Clarity Scale Chart:
- FL, IF
Flawless, Internally Flawless
Internally and externally flawless, these are very rare diamonds with no internal imperfections even under 10 x magnifications. Termed as ‘very rare’
- VVS1, VVs2
Very, Very Slightly Included
Barely any inclusions, the inclusions are very difficult to see under 10 x magnifications. Termed as ‘excellent quality diamond’
- VS1, VS2
Very Slightly Included:
The imperfections are not easily visible to the naked eye. Very slight inclusions are visible under 10x magnifications.
- SI1, SI2
Slight inclusion1, Slight inclusion2:
Imperfections in SI1 are visible under 10 x magnifications, while those in SI2 are visible to the naked eye.
Numerous imperfections; easily visible to the naked eye.
Carat is the measure of a diamond’s weight and does not refer to a diamond’s actual size.
One carat equals 0.2 grams. The heaviness of a diamond is determined by how large its carat is.
The hundredth of a carat expresses a diamond. Thus, if a diamond weighs less than a carat, i.e. 0.75ct, it will be referred as 75 points.
Carat should not be confused with the size, but should be counted as a measure of weight. The diamond size is evaluated from the top portion.
Also, Carat and Karat are two different terms. While Carat refers to a diamond size, Karat is used to rule the purity of gold.
Choosing the best size of Carat:
To get the best carat weight of a diamond, judge the size of your finger, your budget and the size of the setting.
If you are looking for a large carat weight, but are set for smaller budget, choose a diamond with a good cut, clarity of SI1-SI2 range and a colour grade of I or J.
Diamonds below the full and a half carat weights are too small to measure and thus cost less.
It is known that smaller the finger, the larger the diamond will appear. For example, a size 4 finger makes a 1.5carat diamond solitaire appear much bigger than a size 8.
Cut is known to be the most important characteristic of a diamond, as it has the greatest influence to determine a diamond’s beauty. The cut determines the most vital factor of a diamond, the ‘sparkle.’
The diamond’s light performance or the brilliance is measured or determined by the cut grade. Cut with specific proportions, a diamond sheds light from the top portion or the ‘table’ part. If improperly cut into shallow angles, the light leaks from the bottom or if cut too deep- it breaks out from the sides.
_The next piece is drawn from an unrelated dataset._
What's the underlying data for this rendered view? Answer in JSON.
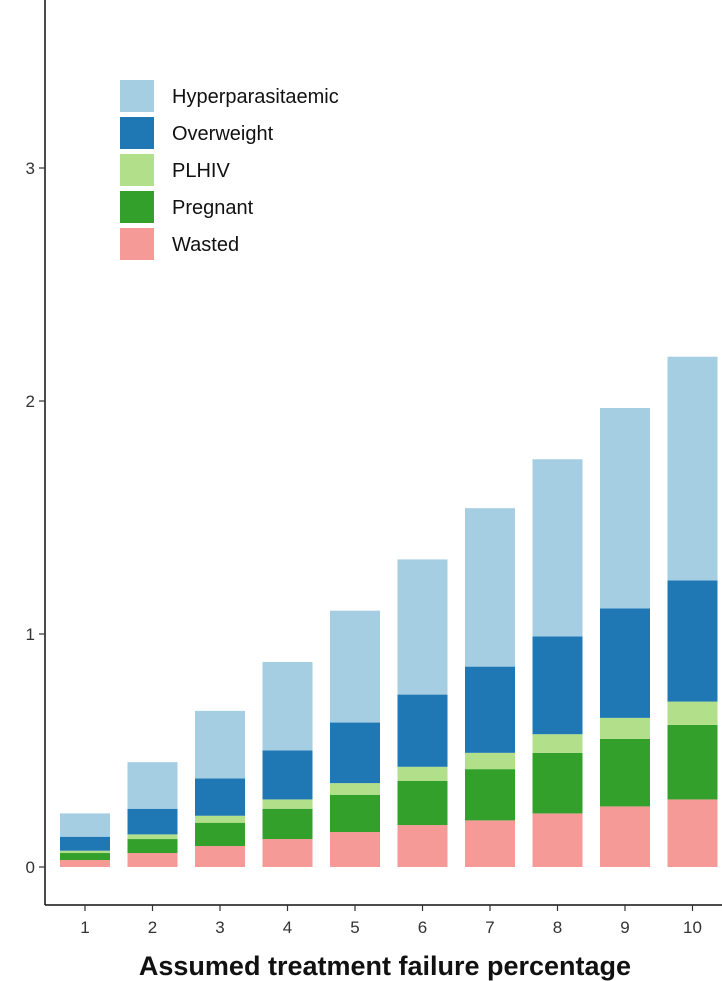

Cut of a diamond should not be confused with its shape. While ‘shapes’ are cut from a raw rough diamond, the ‘cut’ refers to the angles and proportions given to a diamond, in order to increase the sparkle.
Grades of Cut:
- Ideal or Excellent Cut:
A rare cut, it reflects almost all the light that enters in it. The excellent quality diamond consists roughly the top 3% of well cut diamonds.
- Very Good Cut:
The cut reflects mostly the same amount of light that of an Excellent cut, but is priced lesser.
- Good Cut:
A good cut diamond reflects most of the light that enters. Priced at a lower cost, these diamonds are affordable.
- Fair Cut:
Not as brilliant as a good cut, but the fair cut reflects a small portion of light. These diamonds help maximize the carat weight over other cuts and are thus a good value for money.
- Poor Cut:
The poorly cut diamond is either cut too deep or too shallow. Thus, the diamond loses a great amount of light and shows poor brilliance when compared to others.
Choosing the right cut:
It is recommended to choose a diamond from an Excellent to Very Good to Good cut, so that you are bound to have a good sparkle. If choosing from a lower grade, it is advisable to view them personally before buying.